BIG MIKEBefore he was "No Money" Mike, people called Connolly "Big Mike" — starting in middle school. By the sixth grade he was so tall that he exceeded the size limit for Pop Warner football. Though Connolly spent his early years in Milton, his parents divorced when he was five, and he and his mother moved to Norwood. There, he was raised in the Jefferson Drive housing projects, a bleak duplex wasteland off Route 1 where he remembers cops regularly ramming down doors and people fighting in the streets over drug debts.
By middle school, Connolly was excitable and mischievous. But after years of causing trouble, he says he finally smartened up in time for ninth grade. In 1992, Connolly's father brought him to the Boston College football team's home opener against Rutgers, and the experience left a lasting impact. "It changed me overnight," he says, his smile stretching wider than usual. "My dad was back in my life, and I immediately made up my mind that I was going to get a college scholarship."
Following a star turn as a Norwood High School Mustang, Connolly accepted a full ride to play offensive line at Duke, where he led a triple life as a jock, a political junkie, and a computer-science major with sights set on the tech boom. After graduation, Connolly took a job with an electrical company in Norwood, only to find suburban office life less than fulfilling. "I was making a good living, but after a while, it wasn't enough for me," he says. Connolly currently works for a Hewlett Packard–owned software company in Boston, where he manages custom applications built for law firms. "At the time, I thought that I could go to law school, get a job making $180,000 a year, change the world, and have it all."
Connolly's bourgeois fantasy imploded with the housing bubble, and in 2008, after graduating from BC Law, he was laid off by a Boston real estate law firm — before his contract even started. In the following years, he stepped back from the lure of luxury, and began working for the US Census to pay school loans while embracing his progressive instincts on the side (he also started playing lead guitar and singing with the funny Cambridge folk band Pelvis McGillicuddy).
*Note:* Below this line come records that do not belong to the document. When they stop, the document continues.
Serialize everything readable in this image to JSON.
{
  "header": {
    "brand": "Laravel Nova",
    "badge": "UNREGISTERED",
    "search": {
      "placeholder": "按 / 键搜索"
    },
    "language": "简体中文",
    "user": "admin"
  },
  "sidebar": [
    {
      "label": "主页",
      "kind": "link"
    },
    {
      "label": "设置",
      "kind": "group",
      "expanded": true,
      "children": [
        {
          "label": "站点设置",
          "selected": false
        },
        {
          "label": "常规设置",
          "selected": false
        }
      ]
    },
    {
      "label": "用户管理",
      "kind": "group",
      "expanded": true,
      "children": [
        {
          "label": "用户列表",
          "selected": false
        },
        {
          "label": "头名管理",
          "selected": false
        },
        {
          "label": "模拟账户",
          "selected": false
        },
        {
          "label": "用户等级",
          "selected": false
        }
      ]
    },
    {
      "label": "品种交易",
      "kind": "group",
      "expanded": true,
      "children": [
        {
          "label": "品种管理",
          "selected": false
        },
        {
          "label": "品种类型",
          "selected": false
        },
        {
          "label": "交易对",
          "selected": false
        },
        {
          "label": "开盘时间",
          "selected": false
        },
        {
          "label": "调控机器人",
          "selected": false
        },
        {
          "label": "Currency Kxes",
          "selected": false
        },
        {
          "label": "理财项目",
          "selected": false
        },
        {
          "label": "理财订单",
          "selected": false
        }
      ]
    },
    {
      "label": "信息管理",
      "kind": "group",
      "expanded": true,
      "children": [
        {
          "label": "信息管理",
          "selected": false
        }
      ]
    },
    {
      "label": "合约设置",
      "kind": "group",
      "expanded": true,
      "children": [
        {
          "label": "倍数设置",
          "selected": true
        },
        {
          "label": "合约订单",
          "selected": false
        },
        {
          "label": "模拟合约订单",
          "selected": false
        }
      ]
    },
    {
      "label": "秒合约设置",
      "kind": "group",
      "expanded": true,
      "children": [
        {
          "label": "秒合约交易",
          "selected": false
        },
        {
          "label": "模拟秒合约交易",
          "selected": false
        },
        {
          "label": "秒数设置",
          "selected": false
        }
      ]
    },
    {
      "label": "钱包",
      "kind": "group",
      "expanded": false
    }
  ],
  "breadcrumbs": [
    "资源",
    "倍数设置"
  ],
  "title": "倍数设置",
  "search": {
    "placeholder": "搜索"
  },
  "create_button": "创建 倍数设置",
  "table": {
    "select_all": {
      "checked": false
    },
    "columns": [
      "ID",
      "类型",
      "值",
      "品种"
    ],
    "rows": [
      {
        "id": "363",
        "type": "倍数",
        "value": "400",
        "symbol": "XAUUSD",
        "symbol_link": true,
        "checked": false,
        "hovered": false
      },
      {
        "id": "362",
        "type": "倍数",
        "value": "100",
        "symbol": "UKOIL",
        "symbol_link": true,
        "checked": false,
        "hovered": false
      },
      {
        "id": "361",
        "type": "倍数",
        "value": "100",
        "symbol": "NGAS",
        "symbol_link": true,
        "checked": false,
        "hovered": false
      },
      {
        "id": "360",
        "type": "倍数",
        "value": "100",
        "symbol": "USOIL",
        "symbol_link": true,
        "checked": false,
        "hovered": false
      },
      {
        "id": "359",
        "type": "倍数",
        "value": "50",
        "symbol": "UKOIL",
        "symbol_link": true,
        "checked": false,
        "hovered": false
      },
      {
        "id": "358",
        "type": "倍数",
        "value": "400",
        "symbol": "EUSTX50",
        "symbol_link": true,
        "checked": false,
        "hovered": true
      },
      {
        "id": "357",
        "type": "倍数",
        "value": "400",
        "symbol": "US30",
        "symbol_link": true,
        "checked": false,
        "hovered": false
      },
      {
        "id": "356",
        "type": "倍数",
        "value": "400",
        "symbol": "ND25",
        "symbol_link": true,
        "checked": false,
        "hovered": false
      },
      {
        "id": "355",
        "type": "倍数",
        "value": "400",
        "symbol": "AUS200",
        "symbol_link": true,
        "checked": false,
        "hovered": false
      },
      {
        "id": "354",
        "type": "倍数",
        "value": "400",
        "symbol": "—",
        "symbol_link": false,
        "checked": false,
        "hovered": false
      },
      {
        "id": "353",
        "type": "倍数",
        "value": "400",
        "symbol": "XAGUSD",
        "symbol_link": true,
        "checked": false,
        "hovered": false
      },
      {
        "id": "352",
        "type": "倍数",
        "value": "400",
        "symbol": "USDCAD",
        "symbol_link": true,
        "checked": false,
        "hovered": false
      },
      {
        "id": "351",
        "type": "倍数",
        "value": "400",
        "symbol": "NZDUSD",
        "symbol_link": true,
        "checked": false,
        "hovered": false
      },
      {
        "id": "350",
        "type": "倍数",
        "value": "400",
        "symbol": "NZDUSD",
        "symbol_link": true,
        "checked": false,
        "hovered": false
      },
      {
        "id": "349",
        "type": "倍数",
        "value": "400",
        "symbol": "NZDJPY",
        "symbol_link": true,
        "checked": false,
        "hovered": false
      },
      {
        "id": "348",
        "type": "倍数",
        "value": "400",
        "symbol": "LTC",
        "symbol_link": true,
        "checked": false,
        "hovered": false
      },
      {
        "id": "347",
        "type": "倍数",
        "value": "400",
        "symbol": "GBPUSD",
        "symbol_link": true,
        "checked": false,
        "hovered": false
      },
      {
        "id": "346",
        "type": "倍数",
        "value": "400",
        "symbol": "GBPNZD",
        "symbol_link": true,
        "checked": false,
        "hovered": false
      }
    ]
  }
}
That all led him to Rootstrikers, a group that Harvard Law professor Lawrence Lessig founded to "fight the corrupting influence of money in politics," and after that to Occupy, where he showed up for the initial planning meetings and went on to join the legal working group. A year later, Connolly's Facebook page still features a picture of him beaming on the first Occupy Boston march, his meaty fist raised higher than any sign in the crowd. "Occupy was like that Boston College game," he says. "It changed my life forever."